Cash? Damn scarce here in the country, in them days, Donald John said. When I was a little fella, an old bachelor run a small store over home. Didn’t have much there. He was getting on and he needed a certain kind of help, so he paid me thirty-five cents a week for to bring him a jar of milk in the morning and put drops in his eyes. You see, he drank that goddamn red liniment, so he was going blind. He got into that when he was peddling medical products, I think. When soda pop came in, he had no cooler, so he stored it in a gunny sack in that little cellar under the floor. If you wanted a bottle of pop, he’d open the hatch and haul it up on a rope. He’d go down there himself sometimes to drink liniment, sit with his back to the cool wall with a dipper of water handy. It burned on the way down, you see, so he had to take it with water. If the hatch was open wh
en I come in, I’d know he was down there. Nothing was giving him much bother. Here’s your milk, Charlie! I’d yell. Sometimes he could climb up that ladder, sometimes he just stayed where he was. Chain-Lightning Charlie. Thirty-five cents. Damn glad to get it.
VI.
RED MURDOCK SMELLED PISS in the room as soon as he opened his eyes. His face burned, like he was a kid again shamed by wet sheets.
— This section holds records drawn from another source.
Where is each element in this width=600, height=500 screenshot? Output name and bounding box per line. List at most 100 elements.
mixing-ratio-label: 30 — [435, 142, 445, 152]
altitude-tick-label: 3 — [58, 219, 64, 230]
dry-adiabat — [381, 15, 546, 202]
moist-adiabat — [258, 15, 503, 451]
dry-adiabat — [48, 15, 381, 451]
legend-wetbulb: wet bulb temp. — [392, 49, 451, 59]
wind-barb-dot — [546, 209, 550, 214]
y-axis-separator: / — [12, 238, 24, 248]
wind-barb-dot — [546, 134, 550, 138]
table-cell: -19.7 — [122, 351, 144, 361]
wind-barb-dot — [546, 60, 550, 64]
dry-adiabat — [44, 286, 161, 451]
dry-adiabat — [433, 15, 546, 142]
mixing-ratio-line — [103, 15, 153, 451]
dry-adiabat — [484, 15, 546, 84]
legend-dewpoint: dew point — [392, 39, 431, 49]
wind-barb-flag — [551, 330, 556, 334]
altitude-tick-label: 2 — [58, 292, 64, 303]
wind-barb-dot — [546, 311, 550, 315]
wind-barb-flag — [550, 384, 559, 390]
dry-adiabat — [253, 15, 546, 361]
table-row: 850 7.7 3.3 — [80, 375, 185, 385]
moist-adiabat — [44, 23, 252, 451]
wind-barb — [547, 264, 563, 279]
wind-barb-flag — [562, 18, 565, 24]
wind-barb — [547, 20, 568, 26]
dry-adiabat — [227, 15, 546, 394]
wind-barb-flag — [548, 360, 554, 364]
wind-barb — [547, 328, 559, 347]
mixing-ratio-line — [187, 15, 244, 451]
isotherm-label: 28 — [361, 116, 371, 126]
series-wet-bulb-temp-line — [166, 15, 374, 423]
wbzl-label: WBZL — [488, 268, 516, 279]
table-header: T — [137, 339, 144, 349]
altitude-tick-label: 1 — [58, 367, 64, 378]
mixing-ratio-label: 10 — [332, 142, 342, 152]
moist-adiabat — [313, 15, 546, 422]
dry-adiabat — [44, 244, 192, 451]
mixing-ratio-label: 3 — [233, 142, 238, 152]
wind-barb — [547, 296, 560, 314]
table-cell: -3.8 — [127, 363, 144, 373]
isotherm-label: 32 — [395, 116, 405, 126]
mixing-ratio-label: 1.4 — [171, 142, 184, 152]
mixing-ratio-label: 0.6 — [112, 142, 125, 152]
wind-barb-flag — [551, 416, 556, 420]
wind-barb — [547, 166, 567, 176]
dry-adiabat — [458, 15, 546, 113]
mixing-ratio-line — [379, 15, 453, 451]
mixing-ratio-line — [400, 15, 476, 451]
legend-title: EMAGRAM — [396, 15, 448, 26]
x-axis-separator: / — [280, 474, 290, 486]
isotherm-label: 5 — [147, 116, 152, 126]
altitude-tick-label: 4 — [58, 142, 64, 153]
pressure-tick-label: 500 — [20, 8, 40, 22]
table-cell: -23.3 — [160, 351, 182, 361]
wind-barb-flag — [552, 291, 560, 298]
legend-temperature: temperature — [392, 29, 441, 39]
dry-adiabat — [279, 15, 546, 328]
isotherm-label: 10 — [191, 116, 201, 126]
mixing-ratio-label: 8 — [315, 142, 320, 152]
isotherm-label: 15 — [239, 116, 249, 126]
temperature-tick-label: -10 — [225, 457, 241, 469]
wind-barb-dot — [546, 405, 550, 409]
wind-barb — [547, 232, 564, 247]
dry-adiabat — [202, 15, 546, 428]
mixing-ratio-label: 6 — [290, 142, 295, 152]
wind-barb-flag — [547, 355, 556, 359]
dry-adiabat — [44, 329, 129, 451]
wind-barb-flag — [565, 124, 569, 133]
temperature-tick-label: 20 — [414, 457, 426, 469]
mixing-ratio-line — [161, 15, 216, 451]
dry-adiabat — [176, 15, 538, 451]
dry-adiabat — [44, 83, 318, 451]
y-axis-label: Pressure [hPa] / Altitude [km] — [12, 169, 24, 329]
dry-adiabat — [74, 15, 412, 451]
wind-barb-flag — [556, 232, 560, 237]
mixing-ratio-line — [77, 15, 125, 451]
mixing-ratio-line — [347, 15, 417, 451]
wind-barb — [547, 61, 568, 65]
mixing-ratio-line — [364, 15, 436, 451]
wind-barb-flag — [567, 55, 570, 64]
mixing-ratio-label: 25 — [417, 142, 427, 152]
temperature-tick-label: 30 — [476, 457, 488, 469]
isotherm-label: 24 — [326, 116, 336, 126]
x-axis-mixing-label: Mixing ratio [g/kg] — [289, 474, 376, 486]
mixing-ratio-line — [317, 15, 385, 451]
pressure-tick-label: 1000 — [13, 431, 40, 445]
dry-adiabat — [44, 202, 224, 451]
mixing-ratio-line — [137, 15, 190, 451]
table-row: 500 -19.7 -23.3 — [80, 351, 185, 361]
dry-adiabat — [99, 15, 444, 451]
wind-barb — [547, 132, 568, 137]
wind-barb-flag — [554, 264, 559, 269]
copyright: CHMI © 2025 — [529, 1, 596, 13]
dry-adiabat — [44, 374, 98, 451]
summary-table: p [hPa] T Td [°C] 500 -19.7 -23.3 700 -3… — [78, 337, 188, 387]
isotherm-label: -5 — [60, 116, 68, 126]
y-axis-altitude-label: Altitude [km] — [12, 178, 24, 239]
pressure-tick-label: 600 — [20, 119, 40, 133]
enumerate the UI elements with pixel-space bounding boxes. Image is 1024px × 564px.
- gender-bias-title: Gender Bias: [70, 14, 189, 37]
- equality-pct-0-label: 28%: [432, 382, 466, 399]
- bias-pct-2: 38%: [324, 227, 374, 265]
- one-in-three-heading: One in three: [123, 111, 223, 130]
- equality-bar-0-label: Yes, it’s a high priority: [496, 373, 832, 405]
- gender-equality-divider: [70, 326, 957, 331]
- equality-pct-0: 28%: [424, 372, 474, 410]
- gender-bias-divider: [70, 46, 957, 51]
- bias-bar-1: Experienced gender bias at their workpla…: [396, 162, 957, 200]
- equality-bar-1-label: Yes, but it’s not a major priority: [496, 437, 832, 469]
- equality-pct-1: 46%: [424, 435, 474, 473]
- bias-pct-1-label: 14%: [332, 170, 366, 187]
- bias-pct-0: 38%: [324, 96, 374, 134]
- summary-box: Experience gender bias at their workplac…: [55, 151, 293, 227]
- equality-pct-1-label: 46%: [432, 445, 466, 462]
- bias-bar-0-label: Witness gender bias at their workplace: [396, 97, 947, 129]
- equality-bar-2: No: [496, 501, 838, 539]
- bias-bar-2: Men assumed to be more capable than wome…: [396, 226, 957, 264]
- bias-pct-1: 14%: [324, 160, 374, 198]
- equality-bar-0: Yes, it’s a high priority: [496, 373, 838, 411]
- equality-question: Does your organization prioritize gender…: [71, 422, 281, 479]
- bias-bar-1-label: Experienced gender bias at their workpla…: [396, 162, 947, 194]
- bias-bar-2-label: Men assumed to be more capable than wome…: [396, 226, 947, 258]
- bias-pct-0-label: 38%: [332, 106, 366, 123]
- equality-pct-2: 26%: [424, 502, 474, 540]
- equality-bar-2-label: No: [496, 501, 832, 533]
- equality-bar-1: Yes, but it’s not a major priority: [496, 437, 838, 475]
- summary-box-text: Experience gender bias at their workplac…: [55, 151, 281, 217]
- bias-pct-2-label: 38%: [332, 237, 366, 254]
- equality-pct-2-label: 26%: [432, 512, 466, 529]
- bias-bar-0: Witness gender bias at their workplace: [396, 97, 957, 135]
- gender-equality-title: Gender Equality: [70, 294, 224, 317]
He lay there without moving but he felt no dampness. Ah, last night he’d dug out an old chamber pot, first time since, Lord, before he took up the old pantry with a toilet and a tub. Something to be said for that china pot handy on the floor, after you’d been drinking, just stand up dreamy, do it, and then back you fell, catching sleep up where you left it. Yes.
But it shouldn’t get around, using a pot when he didn’t have to. Codgers did that, drinkers. In the old days the smell of your life was here in the bedroom, and you might die here too, laid out on cold boards in the parlour by your own people, the ones who loved you, the nearest, they washed you, after death, readied your body. Who in a house now could do that hard and distasteful act? Waked, and buried you.
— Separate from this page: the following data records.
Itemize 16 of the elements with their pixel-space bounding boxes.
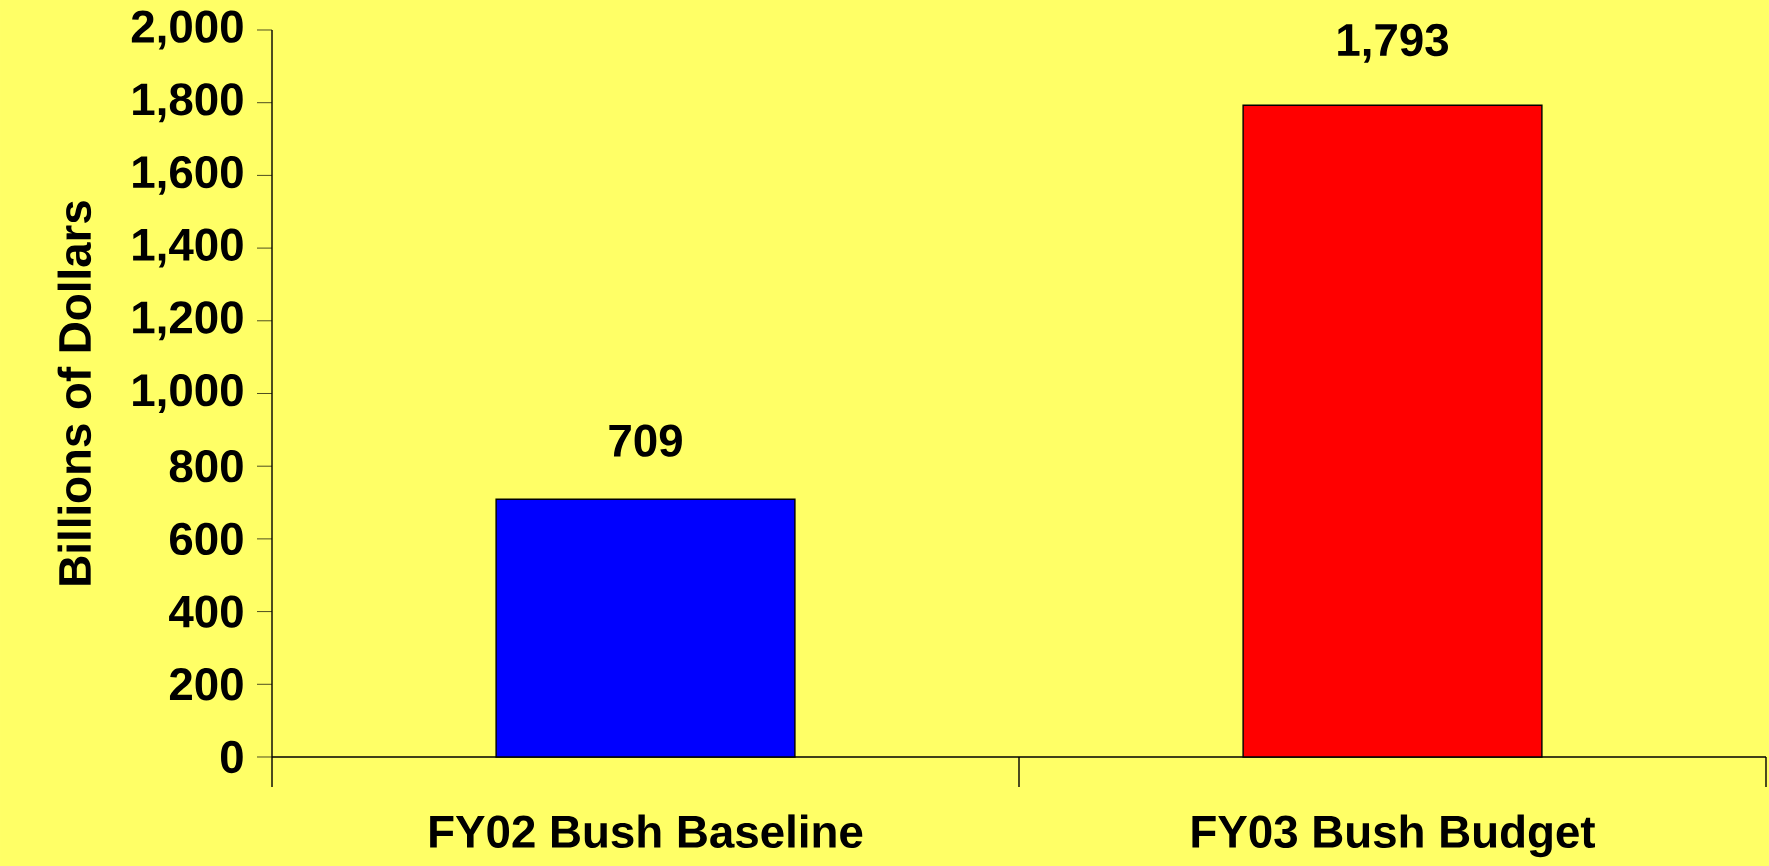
y-tick-label: 2,000 — [131, 10, 243, 50]
data-label: 709 — [609, 424, 682, 457]
y-tick-label: 200 — [169, 668, 243, 701]
y-tick-label: 1,600 — [133, 155, 243, 195]
x-tick-label: FY02 Bush Baseline — [430, 814, 863, 848]
y-tick-label: 800 — [169, 450, 243, 483]
data-label: 1,793 — [1338, 23, 1448, 63]
y-tick-label: 1,200 — [133, 301, 243, 341]
y-tick-label: 1,800 — [133, 83, 243, 123]
y-tick-label: 1,000 — [133, 373, 243, 413]
y-tick-label: 0 — [221, 740, 243, 774]
y-tick-label: 1,400 — [133, 228, 243, 268]
x-tick-label: FY03 Bush Budget — [1192, 814, 1595, 858]
y-tick-label: 600 — [170, 522, 243, 556]
y-tick-label: 400 — [169, 595, 243, 628]
y-axis-title: Billions of Dollars — [57, 201, 92, 585]
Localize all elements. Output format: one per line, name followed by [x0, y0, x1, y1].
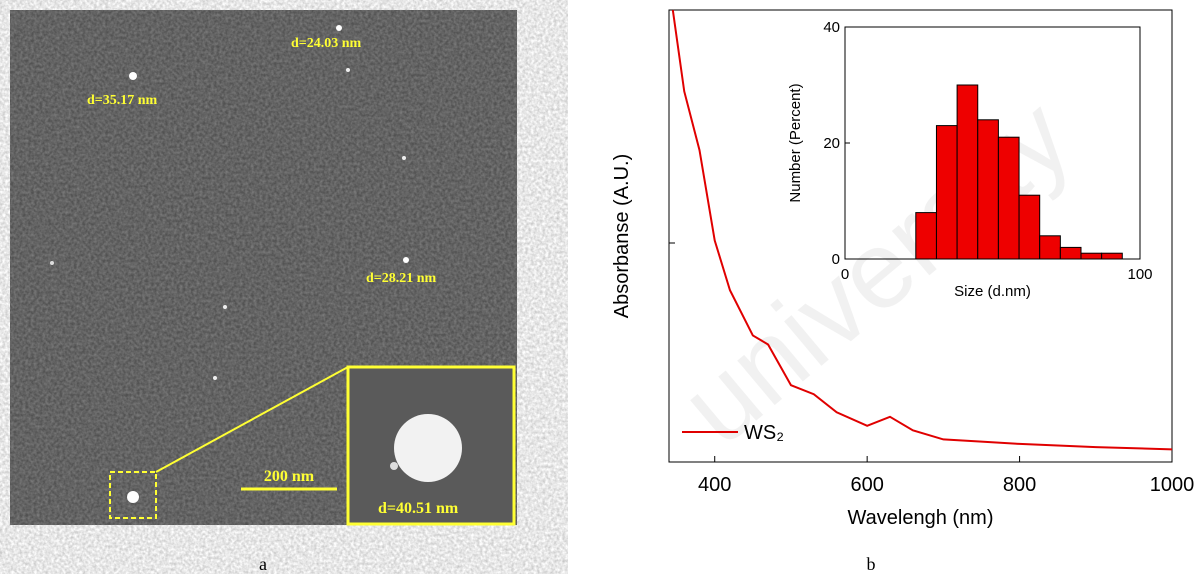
label: d=40.51 nm — [378, 500, 459, 517]
bar — [1059, 246, 1082, 260]
bar — [1018, 194, 1041, 260]
legend-label: WS₂ — [744, 422, 784, 444]
bar — [1039, 235, 1061, 260]
label: d=24.03 nm — [291, 36, 362, 51]
x-tick-label: 800 — [1003, 474, 1036, 496]
sem-image: d=24.03 nm d=35.17 nm d=28.21 nm d=40.51… — [10, 10, 517, 526]
bar — [935, 125, 958, 260]
scale-bar: 200 nm — [264, 468, 315, 485]
bar — [977, 119, 999, 260]
caption: b — [867, 554, 876, 574]
bar — [997, 136, 1020, 260]
label: d=35.17 nm — [87, 93, 158, 108]
y-tick-label: 40 — [823, 19, 840, 36]
y-axis-label: Number (Percent) — [787, 83, 804, 202]
bar — [1080, 252, 1103, 260]
bar — [915, 212, 937, 260]
bar — [1101, 252, 1123, 260]
y-tick-label: 0 — [832, 251, 840, 268]
x-axis-label: Size (d.nm) — [954, 283, 1031, 300]
label: d=28.21 nm — [366, 271, 437, 286]
x-tick-label: 1000 — [1150, 474, 1195, 496]
x-axis-label: Wavelengh (nm) — [848, 507, 994, 529]
bar — [956, 84, 979, 260]
x-tick-label: 600 — [850, 474, 883, 496]
caption: a — [259, 554, 267, 574]
line-series — [671, 9, 1173, 451]
x-tick-label: 400 — [698, 474, 731, 496]
y-axis-label: Absorbanse (A.U.) — [611, 154, 633, 319]
frame — [668, 9, 1173, 463]
x-tick-label: 100 — [1127, 266, 1152, 283]
y-tick-label: 20 — [823, 135, 840, 152]
x-tick-label: 0 — [841, 266, 849, 283]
He took hold of his sleeping cock, more in confirmation than in lust. He had tried not to think of Rosaire that way, it seemed disrespectful to her those first months she was gone, to his love for her. But yet, yet, the long, lovely curve of her back, her mouth on his, on him, the taste of her in a rumple of bedclothes kept coming into him, this mattered. And why not? She loved the long, deep, naked hug as much as he did, the groan of a kiss. But all this was grief too—joys gone, terribly missed.
“Cloud, you old bugger,” Murdock said, his voice rough with sleep. The cat slept at the foot of the bed sometimes, not near the pillow as he had at Rosaire’s. Murdock had come to like the weight of him there when he woke in the night, that solid little body at his feet. Sometimes awake in the dark he thought he could hear a faint, comforting purr. The cat swished its tail but didn’t move, studying Murdock with owlish yellow eyes. They had grieved together, the cat sitting on its belly for hours with its paws tucked neatly under its chest, not really sleeping, but rather inert, its eyes half-shut in a kind of trance that Murdock understood perfectly—turned into itself tight because it could not be touched by the one who’d loved it most. “I suppose you’re hungry, you little bear?”